To some in the younger generation of the Brotherhood, the ruling Turkish AKP is the model to emulate in view of its successful mix of Islamic ethics with modern and dynamic governance.
But ultimately it is a mistake to interpret the Brotherhood's rebuke of the Turkish prime minister as primarily a reflection of inter-generational party politics. It is also a mistake to interpret it as an assertion of Egyptian nationalism in the face of brazen intellectual and political arrogance by the leader of a former imperial power.
As far as this incident is concerned, the center of gravity revolves around the identity and character of the Muslim Brotherhood and the anxiety to safeguard it in the face of apparently friendly competition.
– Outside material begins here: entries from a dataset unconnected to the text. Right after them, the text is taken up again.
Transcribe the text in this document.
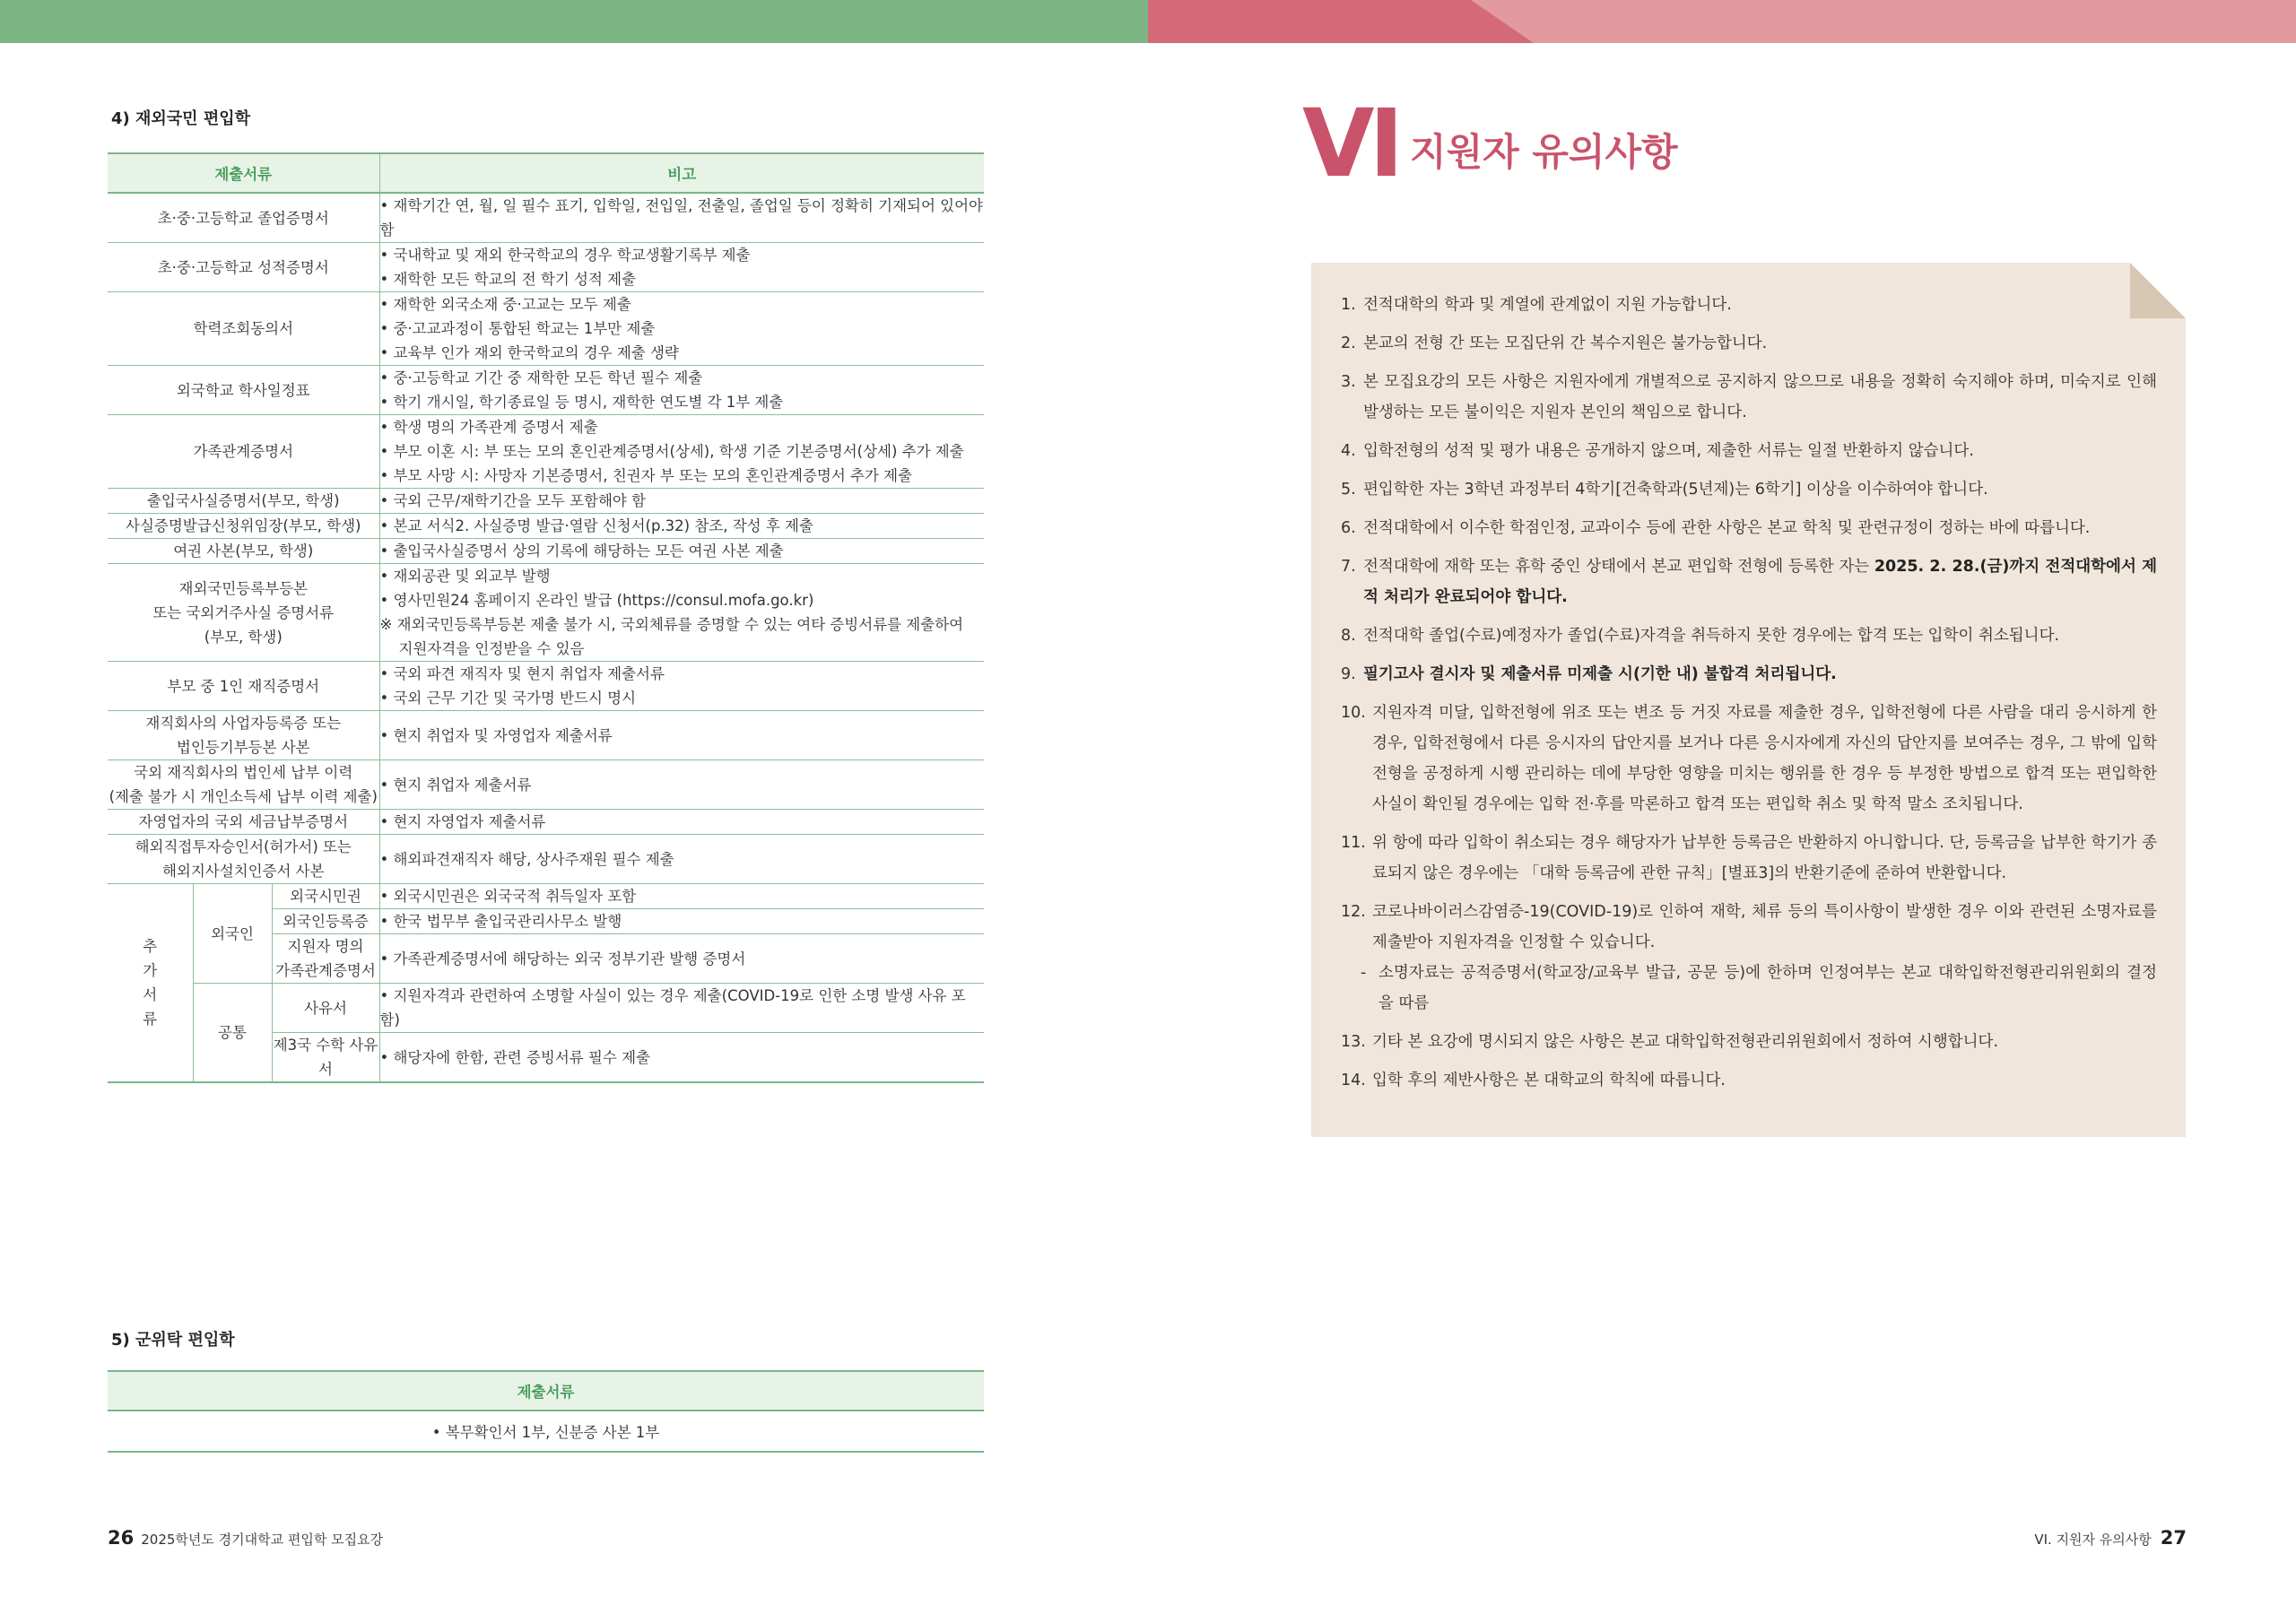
4) 재외국민 편입학
제출서류			비고
초·중·고등학교 졸업증명서			• 재학기간 연, 월, 일 필수 표기, 입학일, 전입일, 전출일, 졸업일 등이 정확히 기재되어 있어야 함

초·중·고등학교 성적증명서			• 국내학교 및 재외 한국학교의 경우 학교생활기록부 제출
• 재학한 모든 학교의 전 학기 성적 제출

학력조회동의서			• 재학한 외국소재 중·고교는 모두 제출
• 중·고교과정이 통합된 학교는 1부만 제출
• 교육부 인가 재외 한국학교의 경우 제출 생략

외국학교 학사일정표			• 중·고등학교 기간 중 재학한 모든 학년 필수 제출
• 학기 개시일, 학기종료일 등 명시, 재학한 연도별 각 1부 제출

가족관계증명서			• 학생 명의 가족관계 증명서 제출
• 부모 이혼 시: 부 또는 모의 혼인관계증명서(상세), 학생 기준 기본증명서(상세) 추가 제출
• 부모 사망 시: 사망자 기본증명서, 친권자 부 또는 모의 혼인관계증명서 추가 제출

출입국사실증명서(부모, 학생)			• 국외 근무/재학기간을 모두 포함해야 함

사실증명발급신청위임장(부모, 학생)			• 본교 서식2. 사실증명 발급·열람 신청서(p.32) 참조, 작성 후 제출

여권 사본(부모, 학생)			• 출입국사실증명서 상의 기록에 해당하는 모든 여권 사본 제출

재외국민등록부등본
또는 국외거주사실 증명서류
(부모, 학생)			• 재외공관 및 외교부 발행
• 영사민원24 홈페이지 온라인 발급 (https://consul.mofa.go.kr)
※ 재외국민등록부등본 제출 불가 시, 국외체류를 증명할 수 있는 여타 증빙서류를 제출하여
지원자격을 인정받을 수 있음

부모 중 1인 재직증명서			• 국외 파견 재직자 및 현지 취업자 제출서류
• 국외 근무 기간 및 국가명 반드시 명시

재직회사의 사업자등록증 또는
법인등기부등본 사본			• 현지 취업자 및 자영업자 제출서류

국외 재직회사의 법인세 납부 이력
(제출 불가 시 개인소득세 납부 이력 제출)			• 현지 취업자 제출서류

자영업자의 국외 세금납부증명서			• 현지 자영업자 제출서류

해외직접투자승인서(허가서) 또는
해외지사설치인증서 사본			• 해외파견재직자 해당, 상사주재원 필수 제출

추
가
서
류	외국인	외국시민권	• 외국시민권은 외국국적 취득일자 포함
		외국인등록증	• 한국 법무부 출입국관리사무소 발행
		지원자 명의
가족관계증명서	• 가족관계증명서에 해당하는 외국 정부기관 발행 증명서
	공통	사유서	• 지원자격과 관련하여 소명할 사실이 있는 경우 제출(COVID-19로 인한 소명 발생 사유 포함)
		제3국 수학 사유서	• 해당자에 한함, 관련 증빙서류 필수 제출
5) 군위탁 편입학
제출서류
• 복무확인서 1부, 신분증 사본 1부
26 2025학년도 경기대학교 편입학 모집요강
VI 지원자 유의사항
1. 전적대학의 학과 및 계열에 관계없이 지원 가능합니다.
2. 본교의 전형 간 또는 모집단위 간 복수지원은 불가능합니다.
3. 본 모집요강의 모든 사항은 지원자에게 개별적으로 공지하지 않으므로 내용을 정확히 숙지해야 하며, 미숙지로 인해 발생하는 모든 불이익은 지원자 본인의 책임으로 합니다.
4. 입학전형의 성적 및 평가 내용은 공개하지 않으며, 제출한 서류는 일절 반환하지 않습니다.
5. 편입학한 자는 3학년 과정부터 4학기[건축학과(5년제)는 6학기] 이상을 이수하여야 합니다.
6. 전적대학에서 이수한 학점인정, 교과이수 등에 관한 사항은 본교 학칙 및 관련규정이 정하는 바에 따릅니다.
7. 전적대학에 재학 또는 휴학 중인 상태에서 본교 편입학 전형에 등록한 자는 2025. 2. 28.(금)까지 전적대학에서 제적 처리가 완료되어야 합니다.
8. 전적대학 졸업(수료)예정자가 졸업(수료)자격을 취득하지 못한 경우에는 합격 또는 입학이 취소됩니다.
9. 필기고사 결시자 및 제출서류 미제출 시(기한 내) 불합격 처리됩니다.
10. 지원자격 미달, 입학전형에 위조 또는 변조 등 거짓 자료를 제출한 경우, 입학전형에 다른 사람을 대리 응시하게 한 경우, 입학전형에서 다른 응시자의 답안지를 보거나 다른 응시자에게 자신의 답안지를 보여주는 경우, 그 밖에 입학전형을 공정하게 시행 관리하는 데에 부당한 영향을 미치는 행위를 한 경우 등 부정한 방법으로 합격 또는 편입학한 사실이 확인될 경우에는 입학 전·후를 막론하고 합격 또는 편입학 취소 및 학적 말소 조치됩니다.
11. 위 항에 따라 입학이 취소되는 경우 해당자가 납부한 등록금은 반환하지 아니합니다. 단, 등록금을 납부한 학기가 종료되지 않은 경우에는 「대학 등록금에 관한 규칙」[별표3]의 반환기준에 준하여 반환합니다.
12. 코로나바이러스감염증-19(COVID-19)로 인하여 재학, 체류 등의 특이사항이 발생한 경우 이와 관련된 소명자료를 제출받아 지원자격을 인정할 수 있습니다.
- 소명자료는 공적증명서(학교장/교육부 발급, 공문 등)에 한하며 인정여부는 본교 대학입학전형관리위원회의 결정을 따름
13. 기타 본 요강에 명시되지 않은 사항은 본교 대학입학전형관리위원회에서 정하여 시행합니다.
14. 입학 후의 제반사항은 본 대학교의 학칙에 따릅니다.
VI. 지원자 유의사항 27
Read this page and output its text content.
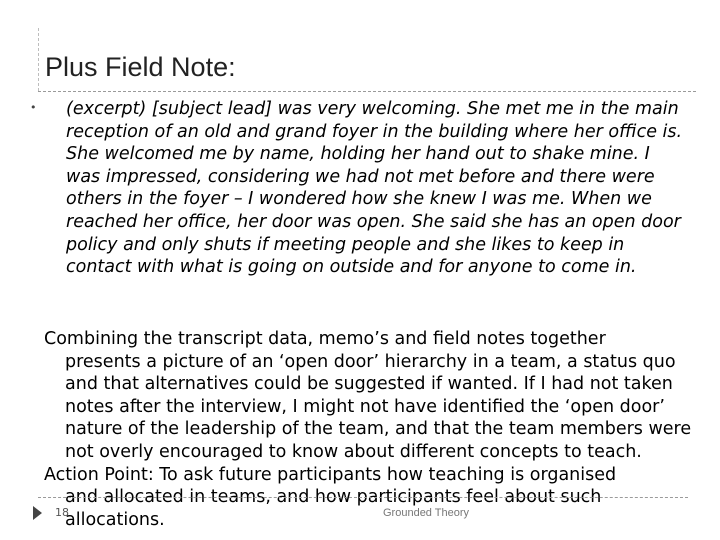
Plus Field Note:
•	(excerpt) [subject lead] was very welcoming. She met me in the main reception of an old and grand foyer in the building where her office is. She welcomed me by name, holding her hand out to shake mine. I was impressed, considering we had not met before and there were others in the foyer – I wondered how she knew I was me. When we reached her office, her door was open. She said she has an open door policy and only shuts if meeting people and she likes to keep in contact with what is going on outside and for anyone to come in.

Combining the transcript data, memo’s and field notes together
presents a picture of an ‘open door’ hierarchy in a team, a status quo and that alternatives could be suggested if wanted. If I had not taken notes after the interview, I might not have identified the ‘open door’ nature of the leadership of the team, and that the team members were not overly encouraged to know about different concepts to teach.
Action Point: To ask future participants how teaching is organised
and allocated in teams, and how participants feel about such allocations.
18	Grounded Theory
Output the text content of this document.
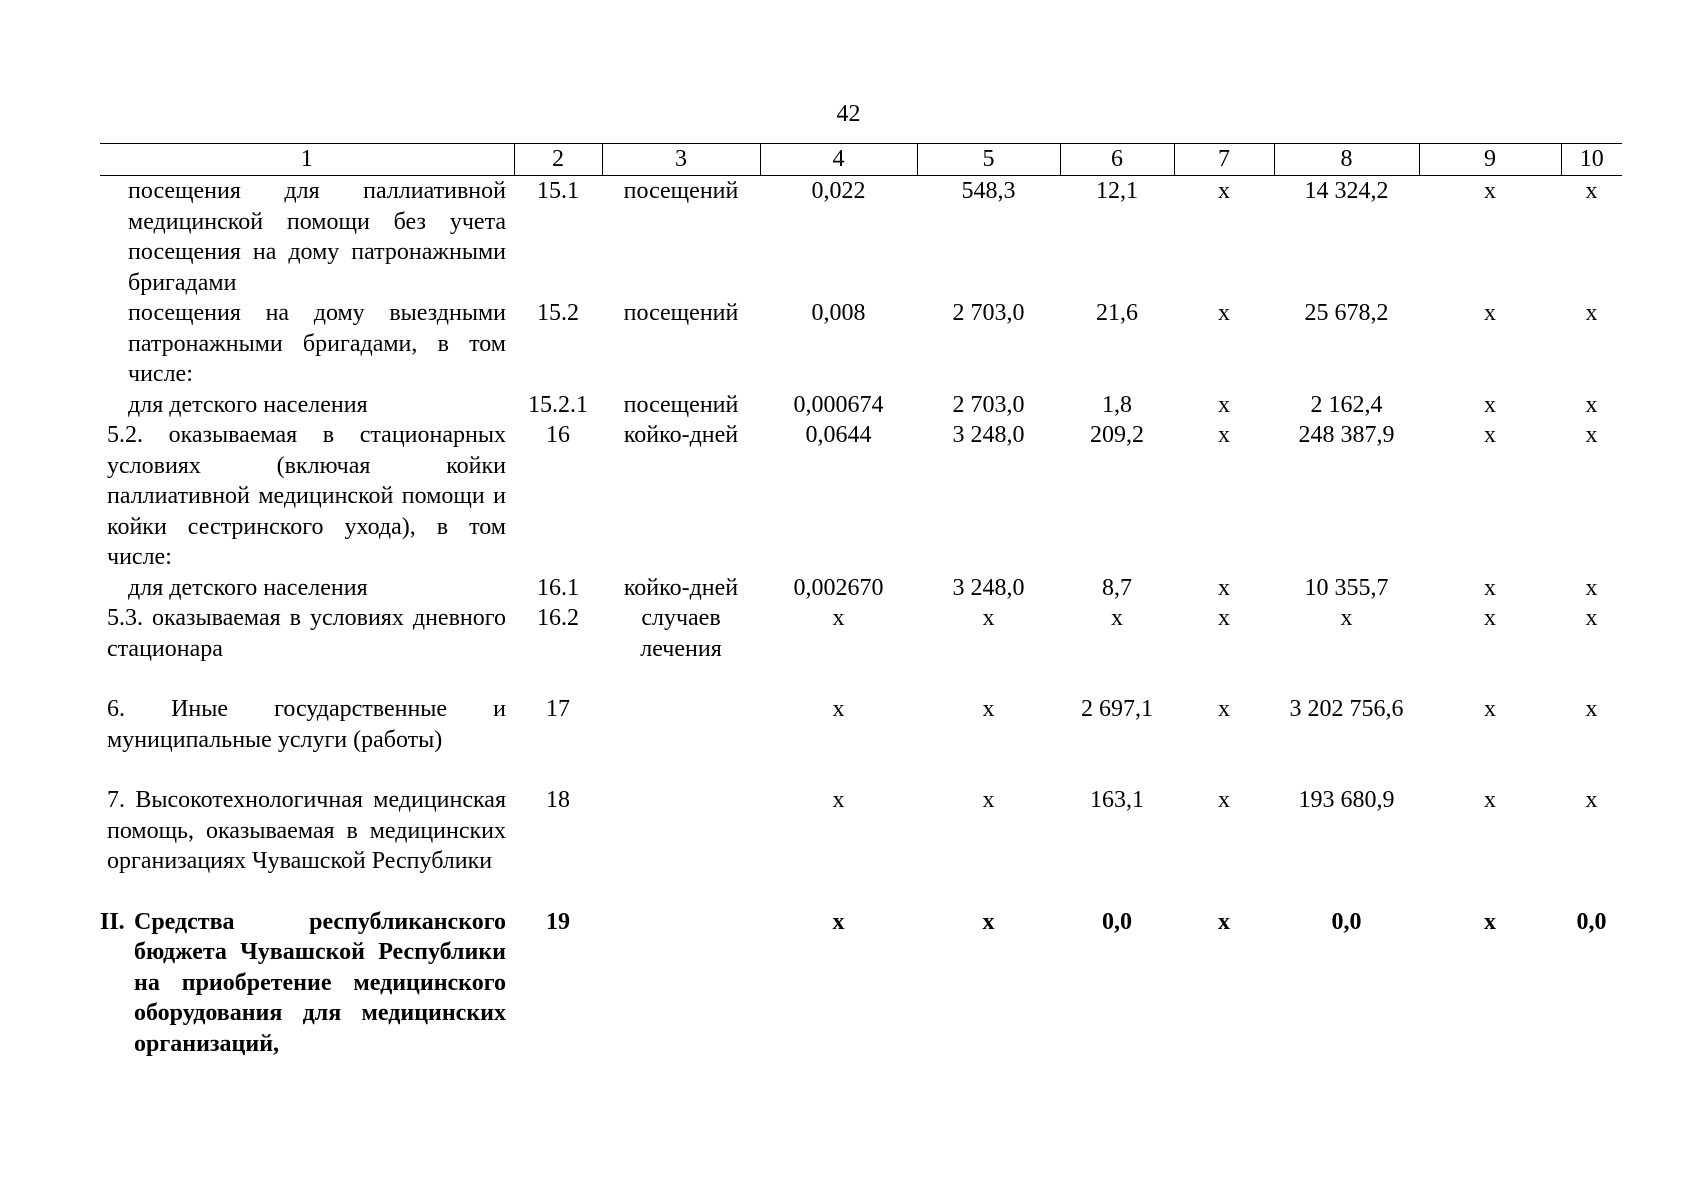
42
1	2	3	4	5	6	7	8	9	10
посещения для паллиативной медицинской помощи без учета посещения на дому патронажными бригадами	15.1	посещений	0,022	548,3	12,1	х	14 324,2	х	х
посещения на дому выездными патронажными бригадами, в том числе:	15.2	посещений	0,008	2 703,0	21,6	х	25 678,2	х	х
для детского населения	15.2.1	посещений	0,000674	2 703,0	1,8	х	2 162,4	х	х
5.2. оказываемая в стационарных условиях (включая койки паллиативной медицинской помощи и койки сестринского ухода), в том числе:	16	койко-дней	0,0644	3 248,0	209,2	х	248 387,9	х	х
для детского населения	16.1	койко-дней	0,002670	3 248,0	8,7	х	10 355,7	х	х
5.3. оказываемая в условиях дневного стационара	16.2	случаев лечения	х	х	х	х	х	х	х
6. Иные государственные и муниципальные услуги (работы)	17		х	х	2 697,1	х	3 202 756,6	х	х
7. Высокотехнологичная медицинская помощь, оказываемая в медицинских организациях Чувашской Республики	18		х	х	163,1	х	193 680,9	х	х

II. Средства республиканского бюджета Чувашской Республики на приобретение медицинского оборудования для медицинских организаций,	19		х	х	0,0	х	0,0	х	0,0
Despite admiration for Erdogan and his party, the bulk of the Egyptian Muslim Brotherhood rejects the AKP's vision of religious-friendly secularism, which is viewed as a distinctly Turkish product.
Despite internal divisions, there is widespread expectation among Brotherhood members and sympathizers in Egypt and outside that the movement can yet deliver an authentic form of Islamic governance. On that basis alone, Brotherhood leaders are loath to be lectured by foreigners on what type of vision and approach to adopt in their quest for political power.
Mahan Abedin is an analyst of Middle East politics.